Lent 2 · Mark 8:27-38 · March 8, 2009

By Travis J. Scholl

This second Gospel reading in the season of Lent begins with a significant geographic border-crossing. Jesus has left the friendlier confines of Galilee, heading north to Caesarea Philippi. The name itself suggests the heavy hand of the Roman Empire, and the city was a significant site of pagan worship. Jesus has left behind the crowds and is walking alone with his disciples.

Along the way comes the question: “Who do people say that I am?” This episode occurs near the very center of the Gospel of Mark, and this is Mark’s central question. Who is Jesus? Peter gives the only life-giving answer: “You are the Messiah.” It is the answer that becomes the bedrock of the church’s first confession: “Jesus Christ is Lord” (Phil 2:11). Although here again it is important to note the details Mark does not include, no talk of name changes or of rocks to build a church on. The rest is left as another of the great messianic secrets of Mark’s Jesus: “And he sternly ordered them not to tell anyone about him” (8:30).

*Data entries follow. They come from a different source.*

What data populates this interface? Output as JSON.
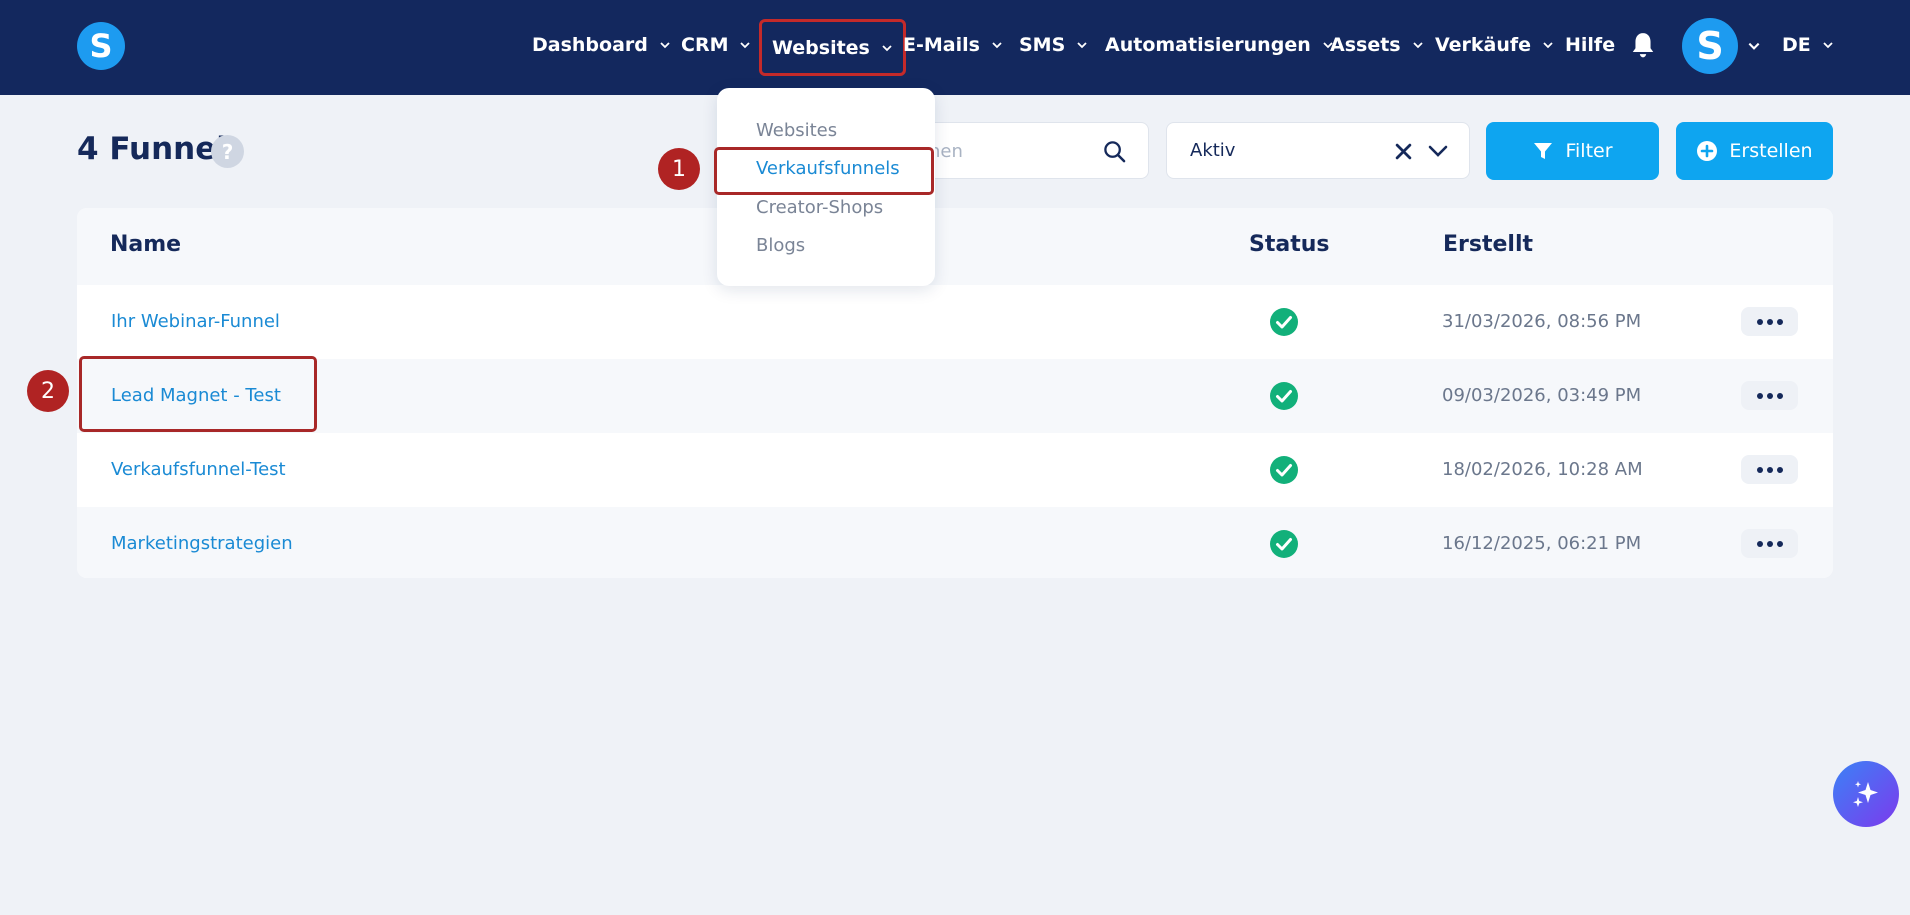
{
  "app": {
    "logo_letter": "S",
    "avatar_letter": "S",
    "language": "DE"
  },
  "nav": {
    "items": [
      {
        "label": "Dashboard"
      },
      {
        "label": "CRM"
      },
      {
        "label": "Websites"
      },
      {
        "label": "E-Mails"
      },
      {
        "label": "SMS"
      },
      {
        "label": "Automatisierungen"
      },
      {
        "label": "Assets"
      },
      {
        "label": "Verkäufe"
      },
      {
        "label": "Hilfe"
      }
    ],
    "icons": [
      "bell-icon",
      "chevron-down-icon"
    ]
  },
  "websites_menu": {
    "items": [
      {
        "label": "Websites"
      },
      {
        "label": "Verkaufsfunnels",
        "active": true
      },
      {
        "label": "Creator-Shops"
      },
      {
        "label": "Blogs"
      }
    ]
  },
  "header": {
    "title": "4 Funnel",
    "help_glyph": "?",
    "search_placeholder": "nen",
    "status_filter_value": "Aktiv",
    "filter_button": "Filter",
    "create_button": "Erstellen"
  },
  "table": {
    "columns": {
      "name": "Name",
      "status": "Status",
      "created": "Erstellt"
    },
    "rows": [
      {
        "name": "Ihr Webinar-Funnel",
        "status": "active",
        "created": "31/03/2026, 08:56 PM"
      },
      {
        "name": "Lead Magnet - Test",
        "status": "active",
        "created": "09/03/2026, 03:49 PM"
      },
      {
        "name": "Verkaufsfunnel-Test",
        "status": "active",
        "created": "18/02/2026, 10:28 AM"
      },
      {
        "name": "Marketingstrategien",
        "status": "active",
        "created": "16/12/2025, 06:21 PM"
      }
    ]
  },
  "annotations": {
    "step1": "1",
    "step2": "2"
  },
  "colors": {
    "nav_bg": "#13285e",
    "accent": "#0ea5f0",
    "link": "#1a8ad4",
    "success": "#12b07a",
    "highlight": "#a82828"
  }
}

This is in stark contrast to the revelations that come immediately after, those things that he then speaks of “quite openly” (8:32). This is Jesus’ first prediction (of three) of the Passion in Mark, that “the Son of Man must undergo great suffering, and be rejected…and be killed, and after three days rise again” (8:31). With this prediction, the tragic vortex of Mark is set into motion.

Of course, Jesus’ prediction cuts against the grain of Jewish expectations of the Messiah’s mission. Hence, Peter’s rebuke, so hushed Mark doesn’t bother to record his words. Notice Mark’s “stage directions” to this part of the narrative. Jesus speaks of the Passion out in the open, center stage. Peter “took him aside” (8:32) to rebuke him, stage right. Jesus then turns and looks back to his disciples, stage left, and exclaims, “Get behind me, Satan!…” (8:33). Jesus’ wilderness wrestlings with the demonic continue in his very interactions with those closest to him. In this case, the temptation enters through the misunderstandings and naïveté of the disciples, who in Mark never do seem to get it all together.

Despite how well we know the story, Jesus’ words still cut against the grain of our own expectations. Perhaps that’s why Jesus directs his next words not only to his disciples but also to the returning “crowd” (8:34). “If any want to become my followers, let them deny themselves and take up their cross and follow me…” (8:35). Mark’s radical call to discipleship could not be any more clear than here in verses 35—38. This talk of how to save and lose, profit and forfeit, a life is oft-quoted. And indeed, these are days when many have lost much of their lives, or at least that part of their life that is expressed in their “life savings,” through hardly any fault of their own. Yet, what is it that we have lost? And by losing it, what have we gained?

Anytime we have lost some of our own misunderstandings and naïveté about what life is about and, more importantly, what the Gospel is calling us to, we have gained. To lose our illusions is to gain the truth. The key to gaining a clearer understanding of reality lies in the lowest common denominator that Jesus points us to, the reality of death. If Mark’s narrative form is indeed (as many suggest) tragedy, this is the ultimate tragic trajectory. It is only the tragic hero who has the courage to ask, “For what will it profit them to gain the whole world and forfeit their life? Indeed, what can they give in return for their life?” (8:36-37). Such is the apparent contradiction—the paradox of discipleship—that Jesus would point us to.

No, Jesus is more than pointing. He will bear up and become that contradiction on a hill outside Jerusalem. Here is where the tragic vortex of Mark will spin into its inevitable end. And that is where the divine paradox takes hold. The loss of Jesus’ life is the gaining of ours. His forfeit is our profit. To those who would stake their lives with his, the return is a life that can stare death in the face and laugh.

We can only know this life (his and ours) by faith. Mark’s call to discipleship is ultimately a call to faith, to trust the Son of God with all that we are despite our misunderstandings and naïveté. Our faith is rooted in what Jesus will do on that hill outside Jerusalem. And what he will do even more miraculously three days later.